Feeling disgraced as a teacher, Uechi Kanbun returned to Okinawa in July of 1909, vowing never to pass on what he had learned in China.  For the next 17 years he remained true to his vow, even as word leaked out that he was a skilled karate master.  He returned to his hometown of Izumi, farmed, got married and had children, including two sons, Kanei and Kansei (Kansai?), and two daughters, Tsuru and Kamai. 

Pangainoon in Wakayama, Japan

The economic situation in Okinawa became so depressed that in 1924 Uechi Kanbun was forced to leave his family in Okinawa and move to Wakayama, Japan, where he found employment as a security guard at a textile mill.  He remained in Wakayama for the next 23 years, only returning to Okinawa in 1946.

The neighborhood of Wakayama around the mill was rough.  Okinawans employed by the mill were harassed and fights broke out between the Okinawans and the local thugs.  One of Uechi Kanbun’s co-workers, Tomoyose Ryuyu, suspected that Uechi Kanbun knew karate.  He would bring fight situations, real or imaginary, to Uechi Kanbun to discuss methods of defense.  Eventually Uechi Kanbun agreed to teach Tomoyose Ryuyu privately.  After two years of private lessons Tomoyose Ryuyu convinced Uechi Kanbun to resume teaching Pangainoon. 

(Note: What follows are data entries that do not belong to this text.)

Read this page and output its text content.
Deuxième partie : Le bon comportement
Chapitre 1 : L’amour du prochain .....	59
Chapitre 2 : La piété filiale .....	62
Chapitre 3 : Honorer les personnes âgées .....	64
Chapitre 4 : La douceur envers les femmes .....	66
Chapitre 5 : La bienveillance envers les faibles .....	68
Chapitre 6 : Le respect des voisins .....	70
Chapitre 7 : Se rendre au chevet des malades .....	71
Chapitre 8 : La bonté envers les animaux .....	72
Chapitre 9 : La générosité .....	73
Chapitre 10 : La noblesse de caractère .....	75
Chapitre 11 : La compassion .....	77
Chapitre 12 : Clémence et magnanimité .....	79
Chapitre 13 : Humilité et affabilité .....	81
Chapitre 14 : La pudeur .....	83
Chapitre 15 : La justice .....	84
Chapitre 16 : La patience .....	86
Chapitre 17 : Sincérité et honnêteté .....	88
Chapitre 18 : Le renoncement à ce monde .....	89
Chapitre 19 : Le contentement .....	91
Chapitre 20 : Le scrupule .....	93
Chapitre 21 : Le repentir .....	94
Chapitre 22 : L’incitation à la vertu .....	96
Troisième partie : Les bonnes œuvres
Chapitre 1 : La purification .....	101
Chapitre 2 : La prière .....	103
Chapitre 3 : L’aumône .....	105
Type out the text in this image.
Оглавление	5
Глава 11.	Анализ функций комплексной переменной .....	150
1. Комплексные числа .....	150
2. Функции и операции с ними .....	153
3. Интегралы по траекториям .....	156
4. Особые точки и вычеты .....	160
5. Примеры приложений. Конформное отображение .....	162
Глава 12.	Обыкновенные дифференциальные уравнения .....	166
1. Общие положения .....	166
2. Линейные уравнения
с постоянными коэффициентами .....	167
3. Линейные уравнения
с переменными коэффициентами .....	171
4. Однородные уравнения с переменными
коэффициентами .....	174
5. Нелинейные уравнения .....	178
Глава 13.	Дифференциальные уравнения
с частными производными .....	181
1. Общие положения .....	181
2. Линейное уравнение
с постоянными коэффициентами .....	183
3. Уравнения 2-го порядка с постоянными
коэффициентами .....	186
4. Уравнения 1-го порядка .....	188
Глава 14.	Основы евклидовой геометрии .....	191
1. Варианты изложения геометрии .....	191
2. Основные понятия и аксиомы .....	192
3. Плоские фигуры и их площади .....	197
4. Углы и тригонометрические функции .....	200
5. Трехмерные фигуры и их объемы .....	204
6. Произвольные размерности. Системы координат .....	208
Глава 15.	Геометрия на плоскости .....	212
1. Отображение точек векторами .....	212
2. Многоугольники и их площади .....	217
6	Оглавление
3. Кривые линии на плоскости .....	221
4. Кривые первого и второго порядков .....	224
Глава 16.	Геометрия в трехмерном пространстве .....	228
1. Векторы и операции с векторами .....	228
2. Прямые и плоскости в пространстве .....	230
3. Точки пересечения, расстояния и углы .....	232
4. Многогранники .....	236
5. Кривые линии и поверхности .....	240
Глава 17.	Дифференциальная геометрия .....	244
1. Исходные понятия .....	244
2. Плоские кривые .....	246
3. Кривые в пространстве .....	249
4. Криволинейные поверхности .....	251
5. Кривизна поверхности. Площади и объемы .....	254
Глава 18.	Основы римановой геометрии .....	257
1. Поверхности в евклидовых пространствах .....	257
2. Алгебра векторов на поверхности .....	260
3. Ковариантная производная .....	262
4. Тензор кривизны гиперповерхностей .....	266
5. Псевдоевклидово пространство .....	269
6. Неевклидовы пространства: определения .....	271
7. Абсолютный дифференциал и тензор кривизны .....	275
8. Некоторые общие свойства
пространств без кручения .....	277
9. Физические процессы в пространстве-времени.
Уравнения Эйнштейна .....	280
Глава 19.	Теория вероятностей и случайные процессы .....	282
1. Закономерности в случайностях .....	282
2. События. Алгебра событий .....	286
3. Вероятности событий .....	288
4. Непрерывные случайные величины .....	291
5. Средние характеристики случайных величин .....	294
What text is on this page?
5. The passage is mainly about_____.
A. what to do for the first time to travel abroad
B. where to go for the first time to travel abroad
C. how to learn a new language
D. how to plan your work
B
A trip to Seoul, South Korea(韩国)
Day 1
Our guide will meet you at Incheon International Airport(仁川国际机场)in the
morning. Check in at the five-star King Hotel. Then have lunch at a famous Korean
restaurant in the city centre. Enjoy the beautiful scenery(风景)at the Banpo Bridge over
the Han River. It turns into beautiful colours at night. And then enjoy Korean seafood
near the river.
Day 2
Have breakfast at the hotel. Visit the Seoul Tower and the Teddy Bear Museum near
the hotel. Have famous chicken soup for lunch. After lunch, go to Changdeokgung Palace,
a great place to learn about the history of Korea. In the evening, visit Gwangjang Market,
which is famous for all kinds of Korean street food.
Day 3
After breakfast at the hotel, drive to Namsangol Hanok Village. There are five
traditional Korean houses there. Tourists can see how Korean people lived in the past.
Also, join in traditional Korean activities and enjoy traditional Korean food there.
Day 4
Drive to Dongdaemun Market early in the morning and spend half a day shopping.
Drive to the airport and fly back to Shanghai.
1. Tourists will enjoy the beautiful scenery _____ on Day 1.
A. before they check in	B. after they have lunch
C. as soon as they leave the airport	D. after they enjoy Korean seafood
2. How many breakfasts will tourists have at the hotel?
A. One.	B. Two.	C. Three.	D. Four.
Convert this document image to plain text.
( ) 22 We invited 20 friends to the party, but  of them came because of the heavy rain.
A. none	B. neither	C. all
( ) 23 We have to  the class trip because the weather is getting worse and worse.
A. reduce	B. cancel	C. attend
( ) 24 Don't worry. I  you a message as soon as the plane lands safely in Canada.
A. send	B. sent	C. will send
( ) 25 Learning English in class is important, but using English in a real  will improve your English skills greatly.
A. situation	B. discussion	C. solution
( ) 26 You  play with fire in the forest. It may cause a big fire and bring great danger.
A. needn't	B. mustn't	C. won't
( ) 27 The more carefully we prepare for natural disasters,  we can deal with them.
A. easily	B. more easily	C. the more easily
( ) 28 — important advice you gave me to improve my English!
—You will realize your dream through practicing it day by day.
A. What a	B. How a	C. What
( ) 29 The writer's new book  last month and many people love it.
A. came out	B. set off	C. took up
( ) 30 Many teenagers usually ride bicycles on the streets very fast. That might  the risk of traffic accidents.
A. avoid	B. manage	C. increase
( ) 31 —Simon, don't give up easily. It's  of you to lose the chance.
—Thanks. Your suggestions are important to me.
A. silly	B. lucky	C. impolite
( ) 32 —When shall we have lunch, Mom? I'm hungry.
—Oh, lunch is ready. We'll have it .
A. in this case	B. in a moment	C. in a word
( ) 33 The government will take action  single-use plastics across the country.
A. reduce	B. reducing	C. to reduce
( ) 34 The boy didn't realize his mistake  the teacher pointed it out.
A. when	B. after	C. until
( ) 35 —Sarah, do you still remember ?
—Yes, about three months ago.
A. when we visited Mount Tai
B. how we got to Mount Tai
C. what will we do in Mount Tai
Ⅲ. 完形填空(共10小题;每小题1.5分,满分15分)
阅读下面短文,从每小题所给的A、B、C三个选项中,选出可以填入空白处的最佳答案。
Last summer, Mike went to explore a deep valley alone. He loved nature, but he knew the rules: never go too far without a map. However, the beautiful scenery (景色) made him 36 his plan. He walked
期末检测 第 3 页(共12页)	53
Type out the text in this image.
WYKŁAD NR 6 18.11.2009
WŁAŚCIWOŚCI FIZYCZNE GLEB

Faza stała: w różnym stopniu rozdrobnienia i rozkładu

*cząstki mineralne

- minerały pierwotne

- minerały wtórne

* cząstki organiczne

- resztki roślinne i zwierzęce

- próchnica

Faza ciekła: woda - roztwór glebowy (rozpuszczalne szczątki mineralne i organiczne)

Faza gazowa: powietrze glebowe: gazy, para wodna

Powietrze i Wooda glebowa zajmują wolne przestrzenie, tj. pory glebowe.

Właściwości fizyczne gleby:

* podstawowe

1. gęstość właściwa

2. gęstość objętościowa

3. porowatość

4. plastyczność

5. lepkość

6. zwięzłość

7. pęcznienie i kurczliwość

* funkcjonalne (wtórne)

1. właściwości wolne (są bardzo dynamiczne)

Until 1932, Uechi Kanbun taught privately to a small group of seven students.  Training took place at the textile mill’s company housing.  His students were Okinawans living in the Wakayama area of mainland Japan.  His first group of students include some names we are familiar with:

  1. Tomoyose Ryūyū  友寄 隆優
  2. Ueru or Uera Kenmei – Uezato Genmei
  3. Uehara Saburo  (creator of Seichin)  上原 三郎
  4. Yamashiro Kata
  5. Matayoshi Gichū
  6. Uechi Kanei (Uechi Kanbun’s firstborn son) 上地 完英
  7. Sakihama Shuei

This was the first time Pangainoon was taught outside of China. 

Kinjō Kaichō referred to this as the shataku dōjō, Shataku means “company housing.” The shataku dōjō refers to the dōjō found in a spare room at the mill’s company housing.

Pangainoon Ryū

In 1932, Uechi Kanbun opened a dōjō in Tebira, Wakayama, and began to teach what he called Pangainoon Ryū openly for the first time.  Uechi Kanbun called his dōjō Pangainoon Ryū Karate Jutsu Kenkyūsho. It began to draw so many students that he was able to leave his job at the mill and focus on teaching.

What’s in a name?

Uechi Kanbun chosse Pangainoon Ryū Karate Jutsu Kenkyūsho for his dōjō name,. This name might tell us a little about what Uechi Kanbun considered important.

Kenkyūsho

Karate Jutsu

Why not karate-dō?

Pangainoon Ryū Comes to Okinawa

Uechi Kanbun, founder of Pangainoon Ryū, himself never actually opened a dōjō in Okinawa. 

Uechi Kanbun’s son, Uechi Kanei, began to study Pangainoon Ryū at age seventeen in 1947.  Uechi Kanei listed his three reasons for beginning to study karate.  As a child he was considered weak and sickly (probably because of a parasitic infection).  He thought that, through karate, he could improve his health.  He also wanted to become mentally and physically strong like his father.  Finally, as first born son, he knew that he would inherit the style from his father, a duty he took very seriously.